Where the Regulatory Layer Fits
There is a version of the over-collection problem that is driven not by ambition but by regulatory caution. Teams building AI products in healthcare sometimes collect more data than they need because they are uncertain about what a future regulatory requirement might demand, and they want to have it available just in case.
This logic has some validity. The regulatory environment around clinical AI is evolving, and requirements around model explainability, bias documentation, and training data provenance are likely to become more prescriptive over time. But collecting data beyond what is needed for the current use case, under a logic of regulatory optionality, creates its own problems: expanded PHI exposure, increased data governance burden, larger attack surface for security incidents, and a data environment that is harder to audit and explain than one that was scoped deliberately.

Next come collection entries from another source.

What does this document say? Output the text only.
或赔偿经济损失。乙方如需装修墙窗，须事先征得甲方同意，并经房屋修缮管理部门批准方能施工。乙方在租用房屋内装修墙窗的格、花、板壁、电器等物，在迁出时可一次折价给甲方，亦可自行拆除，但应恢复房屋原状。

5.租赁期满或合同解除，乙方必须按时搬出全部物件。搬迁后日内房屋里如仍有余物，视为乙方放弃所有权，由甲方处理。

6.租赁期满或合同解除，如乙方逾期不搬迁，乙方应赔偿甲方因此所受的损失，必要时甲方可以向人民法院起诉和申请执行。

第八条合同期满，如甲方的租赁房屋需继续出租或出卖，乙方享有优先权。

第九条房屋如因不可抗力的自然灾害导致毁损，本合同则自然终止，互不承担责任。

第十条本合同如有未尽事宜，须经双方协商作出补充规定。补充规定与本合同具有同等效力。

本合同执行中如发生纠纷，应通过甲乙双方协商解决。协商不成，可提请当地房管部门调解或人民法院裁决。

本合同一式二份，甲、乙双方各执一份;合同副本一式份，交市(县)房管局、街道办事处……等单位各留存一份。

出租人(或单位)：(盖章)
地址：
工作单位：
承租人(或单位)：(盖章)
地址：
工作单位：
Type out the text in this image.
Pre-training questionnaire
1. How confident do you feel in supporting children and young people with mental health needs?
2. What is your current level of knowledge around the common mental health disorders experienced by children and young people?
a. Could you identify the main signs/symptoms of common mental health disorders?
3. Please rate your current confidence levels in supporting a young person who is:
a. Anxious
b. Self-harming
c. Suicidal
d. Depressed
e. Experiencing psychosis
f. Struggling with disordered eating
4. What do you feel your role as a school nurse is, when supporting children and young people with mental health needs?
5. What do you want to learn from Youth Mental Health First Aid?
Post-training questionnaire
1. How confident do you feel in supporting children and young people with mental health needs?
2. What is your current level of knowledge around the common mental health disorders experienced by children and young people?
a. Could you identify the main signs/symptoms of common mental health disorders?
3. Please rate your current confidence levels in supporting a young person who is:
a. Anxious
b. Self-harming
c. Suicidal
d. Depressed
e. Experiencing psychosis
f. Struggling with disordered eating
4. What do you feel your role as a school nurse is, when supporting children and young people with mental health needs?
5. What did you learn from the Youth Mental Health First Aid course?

The minimal data principle is not in tension with regulatory compliance. It supports it. A model built on a precisely defined, well-documented set of data endpoints with clear coverage and consistency assessments is easier to explain to a regulator than one built on everything available. Explainability, provenance, and bias documentation all become more tractable when the data scope is narrow and deliberate.
Red flag: If your data acquisition strategy is being driven by “we might need it later” rather than “we need it for this specific use case,” you are building governance debt, not optionality.
What This Looks Like in Practice: A Quick Reference
For founders scoping a clinical AI product:
- Write the clinical question in one sentence before touching data infrastructure.
- List the minimum data endpoints required to answer it. If the list exceeds one page, the use case is under-defined.
- Get coverage and consistency numbers for each endpoint in your target health system’s production environment, not a curated dataset.
- Remove anything below your coverage threshold before training. Validate that removal improved or maintained performance.
- Define the minimum coverage threshold for production deployment and build an enforcement mechanism for it.
For enterprise data and AI teams inside health systems:
- Audit your existing AI and analytics use cases for data sources that are below acceptable coverage thresholds. Most mature deployments are running on at least one.
- Establish a data quality standard for each model in production, including coverage thresholds, consistency requirements, and a monitoring process that flags degradation.
- Resist the organizational pressure to add data sources to a model that is underperforming. Diagnose the coverage and consistency of existing sources first.
- Treat data minimization as a governance asset, not a compromise. Smaller, cleaner, well-documented data scopes are easier to govern, easier to audit, and easier to defend.
Closing
The assumption that more data produces better AI is a reasonable prior in most industries. In healthcare, it is a trap.
Healthcare data is voluminous, inconsistent, unevenly distributed, and shaped by access patterns, documentation culture, and operational variability that have nothing to do with the clinical reality the model is trying to capture. Adding more of it to a model without assessing its coverage and consistency does not enrich the signal. It amplifies the noise.
The minimal data principle is not a constraint imposed by resource limitations. It is a discipline imposed by the realities of the environment. The teams that build reliable clinical AI products are the ones that define precisely what they need, assess rigorously whether they have it, cut aggressively what fails that assessment, and resist the temptation to acquire more before validating what they already have.
Small datasets, correctly chosen, outperform massive messy ones. In healthcare AI, that is not a consolation for limited data access. It is the strategy.